In general, the prognosis of extracranial meningiomas appears to be excellent, with an overall median survival of 28 years. This is tempered by the specific anatomic site, histologic type, tumor grade, gender and age of the patient. WHO classification (2007) categorises extracranial meningiomas according to their histological appearance and clinical behavior. WHO grade I tumors generally have an excellent prognosis with infrequent recurrence rates. They are benign with transitional, psammomatous, fibrous, meningothelial, angiomatous or secretory histological patterns. Malignant menigiomas (WHO grade III) are usually fatal with higher rates of recurrence and metastasis. Studies have shown a 5 year mortality rate of 68% with this type. The recurrence rate for meningiomas after total excision varies from 7% to 84% depending upon the number of years of followup. Meticulous surgical extirpation of extracranial meningiomas is important to minimize the recurrence rate, without the necessity of adjuvant therapy [4].

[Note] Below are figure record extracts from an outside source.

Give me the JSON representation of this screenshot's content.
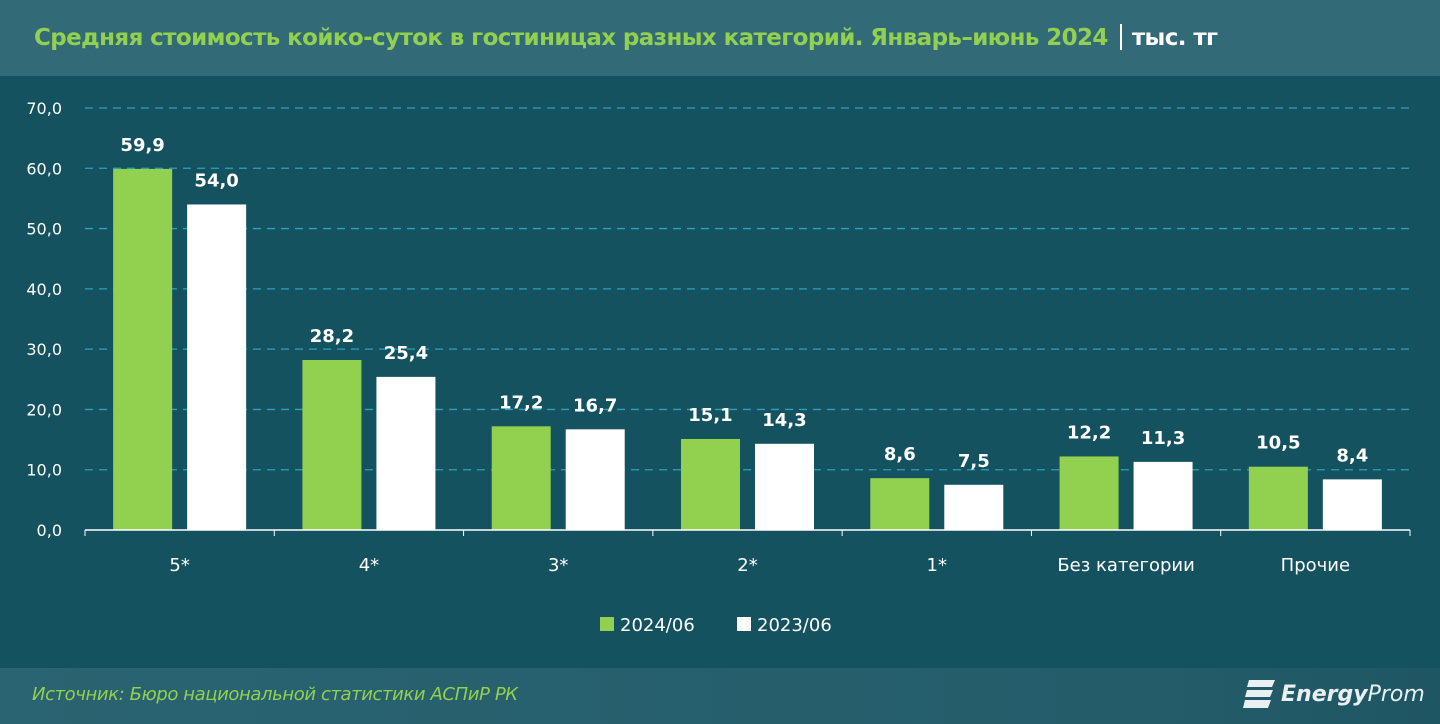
{
  "header": {
    "title": "Средняя стоимость койко-суток в гостиницах разных категорий. Январь–июнь 2024",
    "unit": "тыс. тг"
  },
  "footer": {
    "source": "Источник: Бюро национальной статистики АСПиР РК",
    "logo_text_bold": "Energy",
    "logo_text": "Prom"
  },
  "colors": {
    "series_2024": "#92d050",
    "series_2023": "#ffffff",
    "background": "#14525f"
  },
  "chart_data": {
    "type": "bar",
    "categories": [
      "5*",
      "4*",
      "3*",
      "2*",
      "1*",
      "Без категории",
      "Прочие"
    ],
    "series": [
      {
        "name": "2024/06",
        "values": [
          59.9,
          28.2,
          17.2,
          15.1,
          8.6,
          12.2,
          10.5
        ],
        "labels": [
          "59,9",
          "28,2",
          "17,2",
          "15,1",
          "8,6",
          "12,2",
          "10,5"
        ]
      },
      {
        "name": "2023/06",
        "values": [
          54.0,
          25.4,
          16.7,
          14.3,
          7.5,
          11.3,
          8.4
        ],
        "labels": [
          "54,0",
          "25,4",
          "16,7",
          "14,3",
          "7,5",
          "11,3",
          "8,4"
        ]
      }
    ],
    "yticks": [
      "0,0",
      "10,0",
      "20,0",
      "30,0",
      "40,0",
      "50,0",
      "60,0",
      "70,0"
    ],
    "ylim": [
      0,
      70
    ],
    "grid": true,
    "legend": "bottom-center"
  }
}
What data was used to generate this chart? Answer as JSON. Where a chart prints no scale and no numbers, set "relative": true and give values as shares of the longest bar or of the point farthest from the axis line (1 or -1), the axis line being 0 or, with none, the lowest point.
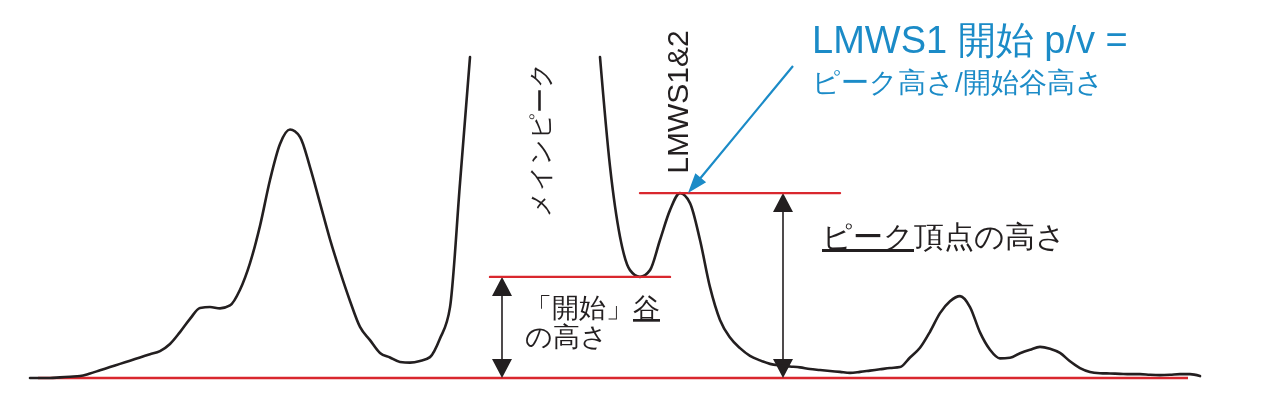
{
  "chart_data": {
    "type": "line",
    "relative": true,
    "tick_labels": false,
    "categories": [
      null,
      null,
      null,
      null,
      null,
      null,
      null,
      null,
      null,
      null,
      null,
      null,
      null,
      null,
      null,
      null,
      null,
      null,
      null,
      null,
      null,
      null,
      null,
      null,
      null,
      null,
      null,
      null,
      null,
      null,
      null,
      null,
      null,
      null,
      null,
      null,
      null,
      null,
      null,
      null,
      null,
      null,
      null,
      null,
      null,
      null,
      null,
      null,
      null,
      null,
      null,
      null,
      null,
      null,
      null,
      null,
      null,
      null,
      null,
      null,
      null,
      null,
      null,
      null,
      null,
      null,
      null,
      null,
      null,
      null,
      null,
      null,
      null,
      null,
      null,
      null,
      null,
      null,
      null,
      null,
      null,
      null,
      null,
      null,
      null,
      null,
      null,
      null,
      null,
      null,
      null,
      null,
      null,
      null,
      null,
      null,
      null,
      null,
      null,
      null,
      null,
      null,
      null,
      null,
      null,
      null,
      null,
      null,
      null,
      null,
      null,
      null,
      null,
      null,
      null,
      null,
      null,
      null
    ],
    "series": [
      {
        "color": "#231f20",
        "values": [
          0,
          0,
          0,
          0.002,
          0.004,
          0.006,
          0.014,
          0.024,
          0.034,
          0.044,
          0.054,
          0.064,
          0.074,
          0.084,
          0.106,
          0.143,
          0.184,
          0.218,
          0.221,
          0.217,
          0.226,
          0.275,
          0.358,
          0.474,
          0.617,
          0.729,
          0.774,
          0.751,
          0.657,
          0.545,
          0.432,
          0.332,
          0.24,
          0.159,
          0.118,
          0.078,
          0.064,
          0.05,
          0.048,
          0.053,
          0.065,
          0.123,
          0.22,
          0.607,
          1,
          null,
          null,
          null,
          null,
          null,
          null,
          null,
          null,
          null,
          null,
          null,
          null,
          1,
          0.659,
          0.44,
          0.336,
          0.315,
          0.336,
          0.43,
          0.523,
          0.576,
          0.545,
          0.43,
          0.283,
          0.181,
          0.126,
          0.093,
          0.069,
          0.055,
          0.044,
          0.039,
          0.036,
          0.033,
          0.028,
          0.025,
          0.022,
          0.019,
          0.016,
          0.019,
          0.023,
          0.027,
          0.031,
          0.034,
          0.064,
          0.094,
          0.144,
          0.202,
          0.239,
          0.255,
          0.221,
          0.142,
          0.088,
          0.061,
          0.063,
          0.077,
          0.088,
          0.097,
          0.091,
          0.078,
          0.052,
          0.031,
          0.019,
          0.015,
          0.014,
          0.013,
          0.012,
          0.012,
          0.01,
          0.009,
          0.01,
          0.012,
          0.012,
          0.006
        ]
      },
      {
        "color": "#d9272e",
        "values": [
          null,
          null,
          null,
          null,
          null,
          null,
          null,
          null,
          null,
          null,
          null,
          null,
          null,
          null,
          null,
          null,
          null,
          null,
          null,
          null,
          null,
          null,
          null,
          null,
          null,
          null,
          null,
          null,
          null,
          null,
          null,
          null,
          null,
          null,
          null,
          null,
          null,
          null,
          null,
          null,
          null,
          null,
          null,
          null,
          null,
          null,
          0.315,
          0.315,
          0.315,
          0.315,
          0.315,
          0.315,
          0.315,
          0.315,
          0.315,
          0.315,
          0.315,
          0.315,
          0.315,
          0.315,
          0.315,
          0.315,
          0.315,
          0.315,
          0.315,
          null,
          null,
          null,
          null,
          null,
          null,
          null,
          null,
          null,
          null,
          null,
          null,
          null,
          null,
          null,
          null,
          null,
          null,
          null,
          null,
          null,
          null,
          null,
          null,
          null,
          null,
          null,
          null,
          null,
          null,
          null,
          null,
          null,
          null,
          null,
          null,
          null,
          null,
          null,
          null,
          null,
          null,
          null,
          null,
          null,
          null,
          null,
          null,
          null,
          null,
          null,
          null,
          null
        ]
      },
      {
        "color": "#d9272e",
        "values": [
          null,
          null,
          null,
          null,
          null,
          null,
          null,
          null,
          null,
          null,
          null,
          null,
          null,
          null,
          null,
          null,
          null,
          null,
          null,
          null,
          null,
          null,
          null,
          null,
          null,
          null,
          null,
          null,
          null,
          null,
          null,
          null,
          null,
          null,
          null,
          null,
          null,
          null,
          null,
          null,
          null,
          null,
          null,
          null,
          null,
          null,
          null,
          null,
          null,
          null,
          null,
          null,
          null,
          null,
          null,
          null,
          null,
          null,
          null,
          null,
          null,
          0.576,
          0.576,
          0.576,
          0.576,
          0.576,
          0.576,
          0.576,
          0.576,
          0.576,
          0.576,
          0.576,
          0.576,
          0.576,
          0.576,
          0.576,
          0.576,
          0.576,
          0.576,
          0.576,
          0.576,
          0.576,
          null,
          null,
          null,
          null,
          null,
          null,
          null,
          null,
          null,
          null,
          null,
          null,
          null,
          null,
          null,
          null,
          null,
          null,
          null,
          null,
          null,
          null,
          null,
          null,
          null,
          null,
          null,
          null,
          null,
          null,
          null,
          null,
          null,
          null,
          null,
          null
        ]
      }
    ],
    "ref_lines": [
      {
        "axis": "y",
        "value": 0,
        "color": "#d9272e"
      }
    ],
    "annotations": [
      "LMWS1 開始 p/v =",
      "ピーク高さ/開始谷高さ",
      "メインピーク",
      "LMWS1&2",
      "ピーク頂点の高さ",
      "「開始」谷",
      "の高さ"
    ]
  }
}
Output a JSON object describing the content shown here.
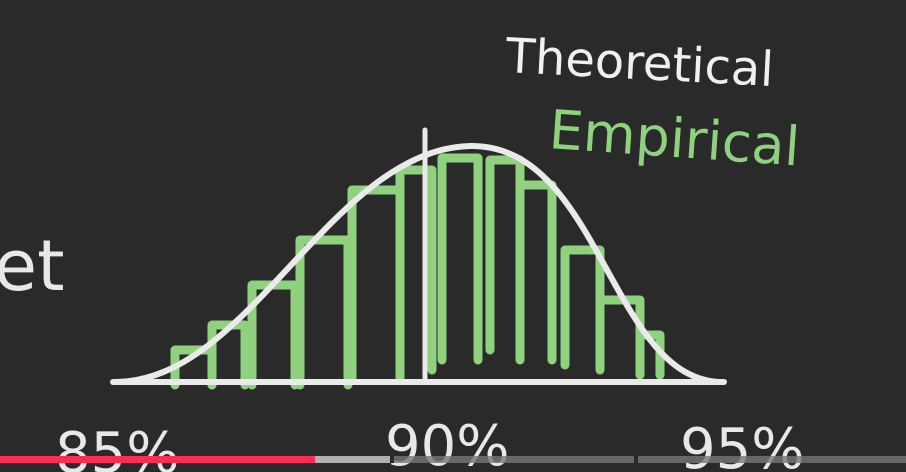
{
  "board": {
    "fragment": "et",
    "legend": {
      "theoretical": "Theoretical",
      "empirical": "Empirical"
    },
    "axis_labels": [
      "85%",
      "90%",
      "95%"
    ]
  }
}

Current treatment of choice for a localized primary extracranial meningioma is complete surgical excision with no documented beneficial effect of radiotherapy or chemotherapy, particularly in benign disease. It is important to consider the location of the tumour and potential disastrous effects to local surrounding structures. Frozen sections are particularly useful in assessing the surgical procedure and should be performed whenever possible to exclude the malignant nature of the lesion and avoid over-treatment. When it is not possible to perform total surgical resection of the lesion as a result of the complex anatomy of both nasal cavity and paranasal sinuses, adjuvant therapeutic options is restricted to radiation therapy andchemotherapy [10].

Conclusion

While primary extracranial meningiomas have no evidence of direct attachment to the brain, the majority of extracranial lesions are a secondary location of a primary intracranial tumour. Primary extracranial meningiomas may arise from arachnoidal cells present in the sheaths of nerves or vessels where they emerge through the skull foramina, displaced pacchionian bodies, displaced arachnoid islets or from undifferentiated or multipotential mesenchymal cells. It is therefore imperative to investigate this once a diagnosis of meningioma has been made. It must be pointed out that it is extremely difficult to suspect a primary extracranial meningioma clinically in the nose other than certain demographic features such as female patients in the 4th decade, and almost certainly not possible to suspect radiologically. Pre-operative biopsy will help to clinch the diagnosis, but only after having ruled out a vascular mass by a contrast enhanced computed tomography. Complete surgical excision is the treatment of choice.